In late 2016, Houston police indicated that pedestrian fatalities in Houston jumped 31% from the year before. The dramatic increase left many safety advocates and government officials bewildered.
“The numbers are just dramatically going up, and it’s been really hard for us to explain why,” said Houston Police Department Sgt. Derrick Hall in a news conference.
While last year’s increase was steep, it is part of a multi-year trend in Houston. An interactive map included in a Houston Chronicle article provides a glimpse into where vehicle crashes happen. They are equally distributed throughout the city but seem especially common along I-69, I-49, Route 248, and I-610.
Some of the most severe crashes in our city involve pedestrians. The police department said that many pedestrian collisions occur while people attempt to cross freeways. Pedestrians also face risks in supposedly more pedestrian-friendly areas, like Downtown.
How Pedestrian Crashes Happen
Pedestrian accidents often happen at night when it is harder for drivers to see people crossing the road. They can occur because drivers fail to pay attention to their surroundings. A distracted, drunk, or drowsy driver is far less likely to notice someone crossing a street.

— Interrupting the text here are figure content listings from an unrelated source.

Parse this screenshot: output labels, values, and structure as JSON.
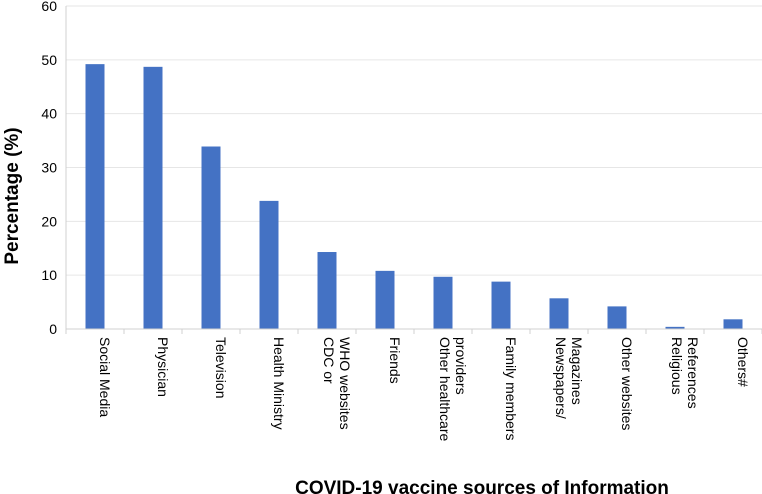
{
  "chart_data": {
    "type": "bar",
    "title": "",
    "xlabel": "COVID-19 vaccine sources of Information",
    "ylabel": "Percentage (%)",
    "ylim": [
      0,
      60
    ],
    "yticks": [
      0,
      10,
      20,
      30,
      40,
      50,
      60
    ],
    "grid": true,
    "bar_color": "#4472c4",
    "categories": [
      [
        "Social Media"
      ],
      [
        "Physician"
      ],
      [
        "Television"
      ],
      [
        "Health Ministry"
      ],
      [
        "CDC or",
        "WHO websites"
      ],
      [
        "Friends"
      ],
      [
        "Other healthcare",
        "providers"
      ],
      [
        "Family members"
      ],
      [
        "Newspapers/",
        "Magazines"
      ],
      [
        "Other websites"
      ],
      [
        "Religious",
        "References"
      ],
      [
        "Others#"
      ]
    ],
    "values": [
      49.2,
      48.7,
      33.9,
      23.8,
      14.3,
      10.8,
      9.7,
      8.8,
      5.7,
      4.2,
      0.4,
      1.8
    ]
  }
}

As we have discussed before in a previous post about distracted driving, safety advocates have sounded the alarms about the increase of distraction among drivers in recent years. It’s not difficult to connect the dots between the rise of pedestrian collisions and the rise of distracted driving across the country.

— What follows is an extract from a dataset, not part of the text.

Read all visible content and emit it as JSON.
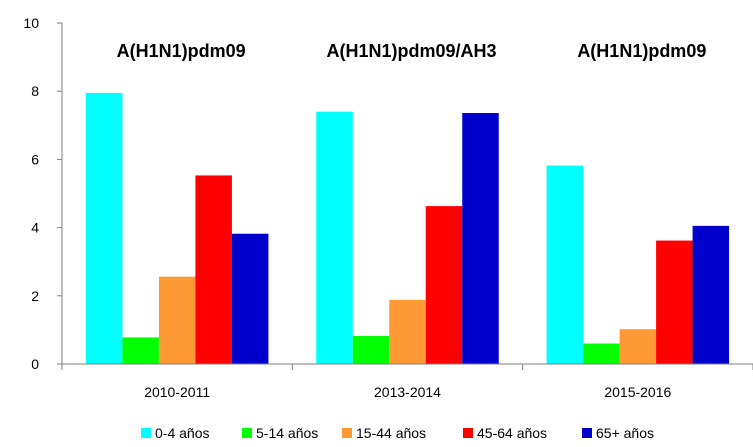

Avoiding Pedestrian Injuries
Drivers should keep a watchful eye for pedestrians on our roads. This means driving slowly in areas where there are higher numbers of pedestrians, always observing traffic signs and signals, and avoiding passing vehicles that are stopped at crosswalks and crossing paths. Drivers should also avoid using their mobile devices when behind the wheel.
For pedestrians, it’s important to remember that even though you see a vehicle, the driver of that vehicle may not see you, especially at night. If walking or running at night, wear bright, reflective materials to make your presence known to drivers. When crossing the street, try to make eye contact with the driver of a vehicle to make sure they see you. Avoid crossing the street anywhere other than designated crossing locations. Always adhere to crossing signals and stop lights.
Many pedestrian fatalities are children and older adults. Since these pedestrians are most vulnerable to accidents, drivers and other pedestrians should do their part to keep them safe. For drivers, that means allowing extra time for an elderly pedestrian to cross the street, or coming to a complete stop when schoolchildren are crossing the road.
Safety has become a major concern on our roads over the last couple of years. Pedestrian collisions and traffic deaths have both increased at an alarming rate. As Houston residents look for ways to make our roads safer, we should first be mindful of how we can improve our own driving practices to help reduce the number of pedestrian collisions.